Carbon Nanotubes in Battery Electrodes: The Conductor That Transforms Cell Performance

Inside every battery cell, electrons must travel from the current collector through the electrode material to the electrochemical reaction site and back. The faster and more efficiently this electron transport occurs, the better the battery performs — higher power output, faster charging, lower internal resistance, and less heat generation. The bottleneck in most commercial battery electrodes is not the active material itself but the conductive network that connects it to the current collector.

Carbon nanotubes (CNTs) are cylindrical structures of rolled graphene sheets, typically 1–50 nanometres in diameter and 1–100 micrometres in length. Their electrical conductivity rivals copper, their tensile strength exceeds steel, and their aspect ratio (length-to-diameter) of 1,000:1 or greater makes them extraordinarily effective at forming percolating conductive networks. When dispersed through an electrode, even at loadings as low as 0.5% by weight, CNTs create an interconnected web that dramatically improves electron pathways.

The performance impact is measurable and consistent. Academic and industry studies show that replacing conventional carbon black conductive additives with CNTs in lithium-ion cathodes improves rate capability by 20–40%, extends cycle life by 15–30%, and reduces electrode resistance by up to 10×. The mechanism is straightforward: CNTs bridge particles that carbon black cannot reach, maintaining electrical connectivity even as the electrode expands and contracts during cycling.
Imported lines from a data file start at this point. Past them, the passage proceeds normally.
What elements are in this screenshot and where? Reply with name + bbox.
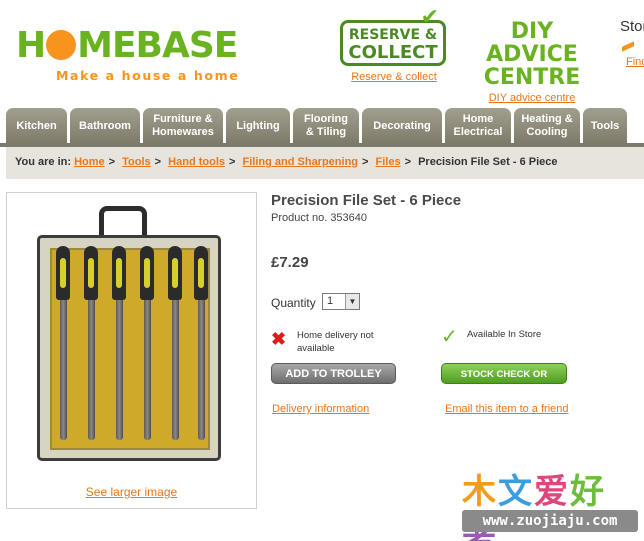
watermark-url: www.zuojiaju.com xyxy=(462,510,638,532)
product-number: Product no. 353640 xyxy=(271,212,368,224)
quantity-select[interactable]: 1 ▼ xyxy=(322,293,360,310)
breadcrumb: You are in: Home > Tools > Hand tools > Fil… xyxy=(6,147,644,179)
nav-tab-bathroom[interactable]: Bathroom xyxy=(70,108,140,144)
breadcrumb-link-tools[interactable]: Tools xyxy=(122,156,151,168)
homebase-logo[interactable]: H MEBASE Make a house a home xyxy=(16,25,240,84)
product-price: £7.29 xyxy=(271,254,309,271)
logo-o-circle xyxy=(46,30,77,60)
nav-tab-tools[interactable]: Tools xyxy=(583,108,627,144)
watermark: 木文爱好者 www.zuojiaju.com xyxy=(460,464,638,541)
checkmark-icon: ✔ xyxy=(420,5,439,30)
diy-advice-link[interactable]: DIY advice centre xyxy=(470,92,594,104)
file-item xyxy=(84,246,98,440)
delivery-information-link[interactable]: Delivery information xyxy=(272,403,369,415)
breadcrumb-link-hand-tools[interactable]: Hand tools xyxy=(168,156,225,168)
file-item xyxy=(194,246,208,440)
breadcrumb-prefix: You are in: xyxy=(15,156,72,168)
breadcrumb-link-files[interactable]: Files xyxy=(376,156,401,168)
product-image-box: See larger image xyxy=(6,192,257,509)
cross-icon: ✖ xyxy=(271,329,287,349)
product-title: Precision File Set - 6 Piece xyxy=(271,192,462,209)
nav-tab-home-electrical[interactable]: Home Electrical xyxy=(445,108,511,144)
reserve-collect-link[interactable]: Reserve & collect xyxy=(340,71,448,83)
checkmark-icon: ✓ xyxy=(441,326,458,348)
case-handle xyxy=(99,206,147,236)
product-image[interactable] xyxy=(37,235,221,461)
file-item xyxy=(168,246,182,440)
reserve-collect-badge[interactable]: ✔ RESERVE & COLLECT xyxy=(340,7,446,66)
breadcrumb-link-home[interactable]: Home xyxy=(74,156,105,168)
reserve-collect-promo[interactable]: ✔ RESERVE & COLLECT Reserve & collect xyxy=(340,7,448,83)
file-item xyxy=(56,246,70,440)
home-delivery-status: Home delivery not available xyxy=(297,330,374,354)
logo-tagline: Make a house a home xyxy=(56,68,240,83)
store-finder-link[interactable]: Find xyxy=(626,56,644,68)
breadcrumb-current: Precision File Set - 6 Piece xyxy=(418,156,558,168)
in-store-status: Available In Store xyxy=(467,329,542,340)
quantity-label: Quantity xyxy=(271,296,316,310)
nav-tab-decorating[interactable]: Decorating xyxy=(362,108,442,144)
nav-tab-heating-cooling[interactable]: Heating & Cooling xyxy=(514,108,580,144)
email-friend-link[interactable]: Email this item to a friend xyxy=(445,403,569,415)
case-tray xyxy=(50,248,210,450)
nav-tab-furniture-homewares[interactable]: Furniture & Homewares xyxy=(143,108,223,144)
logo-wordmark: H MEBASE xyxy=(16,25,238,66)
store-finder-promo[interactable]: Stor Find xyxy=(620,18,644,68)
stock-check-button[interactable]: STOCK CHECK OR RESERVE xyxy=(441,363,567,401)
diy-advice-title[interactable]: DIY ADVICE CENTRE xyxy=(470,20,594,89)
see-larger-image-link[interactable]: See larger image xyxy=(7,485,256,499)
main-nav: Kitchen Bathroom Furniture & Homewares L… xyxy=(6,108,627,144)
chevron-down-icon[interactable]: ▼ xyxy=(345,294,359,309)
diy-advice-promo[interactable]: DIY ADVICE CENTRE DIY advice centre xyxy=(470,20,594,104)
file-item xyxy=(112,246,126,440)
breadcrumb-link-filing-sharpening[interactable]: Filing and Sharpening xyxy=(243,156,359,168)
nav-tab-flooring-tiling[interactable]: Flooring & Tiling xyxy=(293,108,359,144)
file-item xyxy=(140,246,154,440)
nav-tab-lighting[interactable]: Lighting xyxy=(226,108,290,144)
arrow-icon xyxy=(622,32,634,52)
add-to-trolley-button[interactable]: ADD TO TROLLEY xyxy=(271,363,396,384)
nav-tab-kitchen[interactable]: Kitchen xyxy=(6,108,67,144)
For silicon anodes — a critical next-generation technology that offers 10× the theoretical capacity of graphite — CNTs are practically essential. Silicon particles expand up to 300% during lithiation, pulverising conventional electrodes and severing electrical connections. CNTs' mechanical flexibility and aspect ratio allow them to maintain contact with expanding silicon particles, acting as both conductors and structural reinforcement. Without CNTs or similar nanostructured additives, silicon anodes degrade rapidly within a few hundred cycles.

Nordische Energy Systems produces multiple CNT variants — single-wall (SWCNT), multi-wall (MWCNT), and functionalised variants — as part of its active materials portfolio. These are supplied with full characterisation including diameter distribution, length, purity, and dispersibility data. The materials are qualified for integration into both lithium-ion and aluminium-graphene electrode formulations, serving as drop-in performance enhancers for cell manufacturers globally.

The CNT market is projected to reach $15 billion by 2030, driven primarily by battery applications. As cell manufacturers push for higher energy density, faster charging, and longer cycle life, the conductive additive that connects it all together becomes a critical — if underappreciated — performance lever.